Y-12 Development team successfully designs and creates advanced lithium cell prototype

  • Posted: Wednesday, November 24, 2021, 9:51 am

Advanced Lithium Cell Project team
Advanced Lithium Cell Project Team standing next to the prototype after it was successfully operated.

For nearly three years, Y-12 Development has been working to design, install, and operate an advanced lithium electrolytic cell (LEC) to produce lithium metal. Recently, the prototype unit was the first ever advanced lithium cell to make lithium metal that mitigates corrosive gas, high temperature, and lithium metal fire concerns.

The advanced LEC is one of the most sophisticated lithium cells in the industry and significantly improves safety for personnel performing the production, as it produces metal in an enclosed cell. It also provides higher efficiency and minimizes chloride corrosion of the manufacturing facility.

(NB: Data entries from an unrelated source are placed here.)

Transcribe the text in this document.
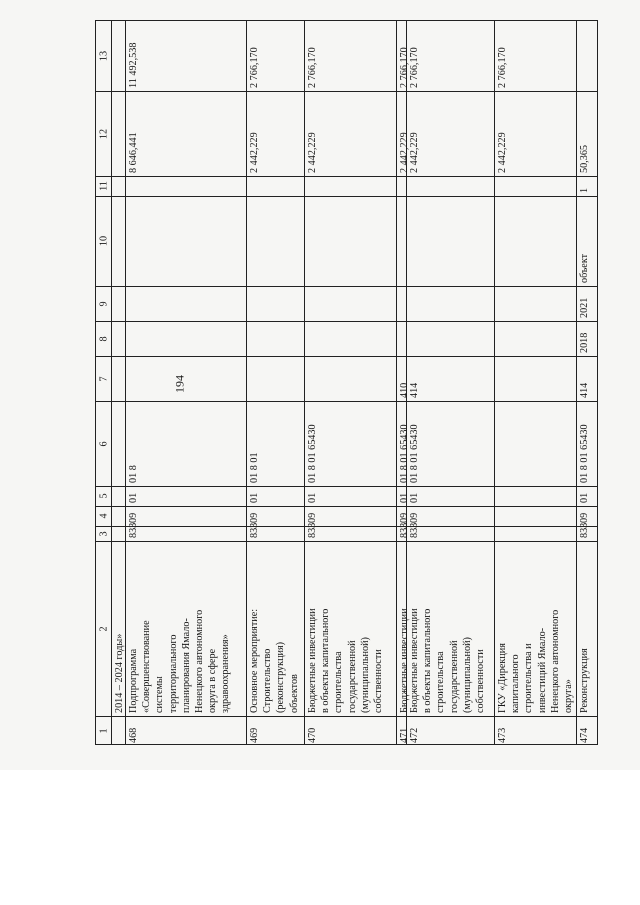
194
1
2
3
4
5
6
7
8
9
10
11
12
13
2014 – 2024 годы»
468
Подпрограмма
«Совершенствование
системы
территориального
планирования Ямало-
Ненецкого автономного
округа в сфере
здравоохранения»
833
09
01
01 8
8 646,441
11 492,538
469
Основное мероприятие:
Строительство
(реконструкция)
объектов
833
09
01
01 8 01
2 442,229
2 766,170
470
Бюджетные инвестиции
в объекты капитального
строительства
государственной
(муниципальной)
собственности
833
09
01
01 8 01 65430
2 442,229
2 766,170
471
Бюджетные инвестиции
833
09
01
01 8 01 65430
410
2 442,229
2 766,170
472
Бюджетные инвестиции
в объекты капитального
строительства
государственной
(муниципальной)
собственности
833
09
01
01 8 01 65430
414
2 442,229
2 766,170
473
ГКУ «Дирекция
капитального
строительства и
инвестиций Ямало-
Ненецкого автономного
округа»
2 442,229
2 766,170
474
Реконструкция
833
09
01
01 8 01 65430
414
2018
2021
объект
1
50,365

“This lithium cell demonstrates the feasibility of allowing workers to produce lithium metal at a significantly higher efficiency for the Y-12 mission,” explained Jesse Bush, Y-12 Development Lithium Processing section manager. “The increase in safety during production also permits operation in work clothes under normal factory conditions instead of an open, molten salt bath requiring operators to skim metal by hand in a steam suit.”

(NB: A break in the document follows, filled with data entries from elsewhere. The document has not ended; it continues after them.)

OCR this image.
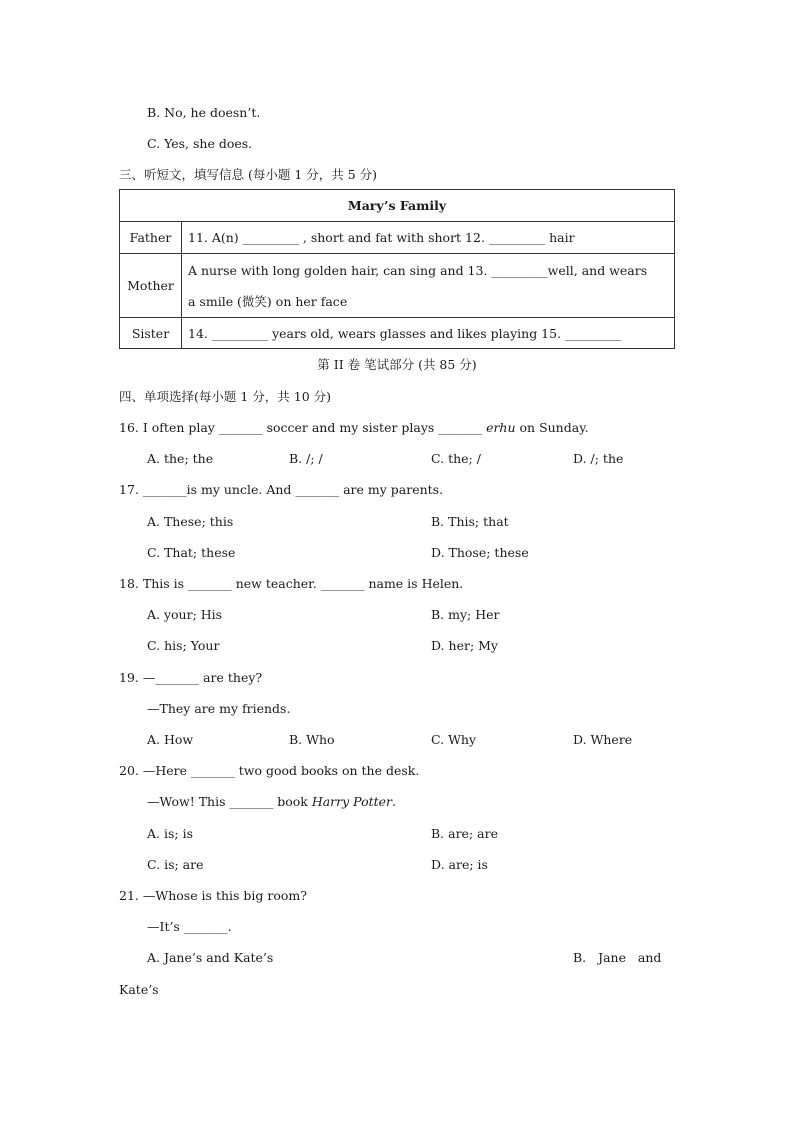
B. No, he doesn’t.
C. Yes, she does.
三、听短文，填写信息 (每小题 1 分，共 5 分)
Mary’s Family	
Father	11. A(n) _________ , short and fat with short 12. _________ hair
Mother	A nurse with long golden hair, can sing and 13. _________well, and wears
a smile (微笑) on her face

Sister	14. _________ years old, wears glasses and likes playing 15. _________
第 II 卷 笔试部分 (共 85 分)
四、单项选择(每小题 1 分，共 10 分)
16. I often play _______ soccer and my sister plays _______ erhu on Sunday.
A. the; the	B. /; /	C. the; /	D. /; the
17. _______is my uncle. And _______ are my parents.
A. These; this	B. This; that
C. That; these	D. Those; these
18. This is _______ new teacher. _______ name is Helen.
A. your; His	B. my; Her
C. his; Your	D. her; My
19. —_______ are they?
—They are my friends.
A. How	B. Who	C. Why	D. Where
20. —Here _______ two good books on the desk.
—Wow! This _______ book Harry Potter.
A. is; is	B. are; are
C. is; are	D. are; is
21. —Whose is this big room?
—It’s _______.
A. Jane’s and Kate’s	B.   Jane   and
Kate’s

While the first run on the new LEC was a success, the process was not without setbacks. At the beginning of the project, the team ran into trouble brainstorming ways to interface new technologies with the existing electrolytic cell design, which has been the workhorse in the industry and at Y-12 in spite of numerous other modification attempts over the last 50 years. So, instead of trying to build on the current outdated technology, a completely different design was developed that incorporated new thinking and a new approach. Switching paths to a new design resulted in a quick procurement of materials and fabrication of the cell, as it consists of modular components that are, for the most part, commercial and off the shelf.

“I’d watched other projects at Y-12 struggle with vendor fabrication and deliverables. After a few months of discussions with other Y-12 staff, I decided that we could still execute high quality and meaningful research and development without the need for outside fabrication support,” explained John Freiderich of Y-12 Development’s Lithium Processing group. “We sketched a few ideas and then contacted several vendors for their stock items. After receiving these standard items, and with the help of our on site fabrication capabilities, we built the cell quickly and for quite a bit less money than it would have been otherwise. Each component of the advanced cell is ordinary, but the way they are assembled is anything but.”

On its initial run, the advanced LEC was successful in producing a lithium metal button.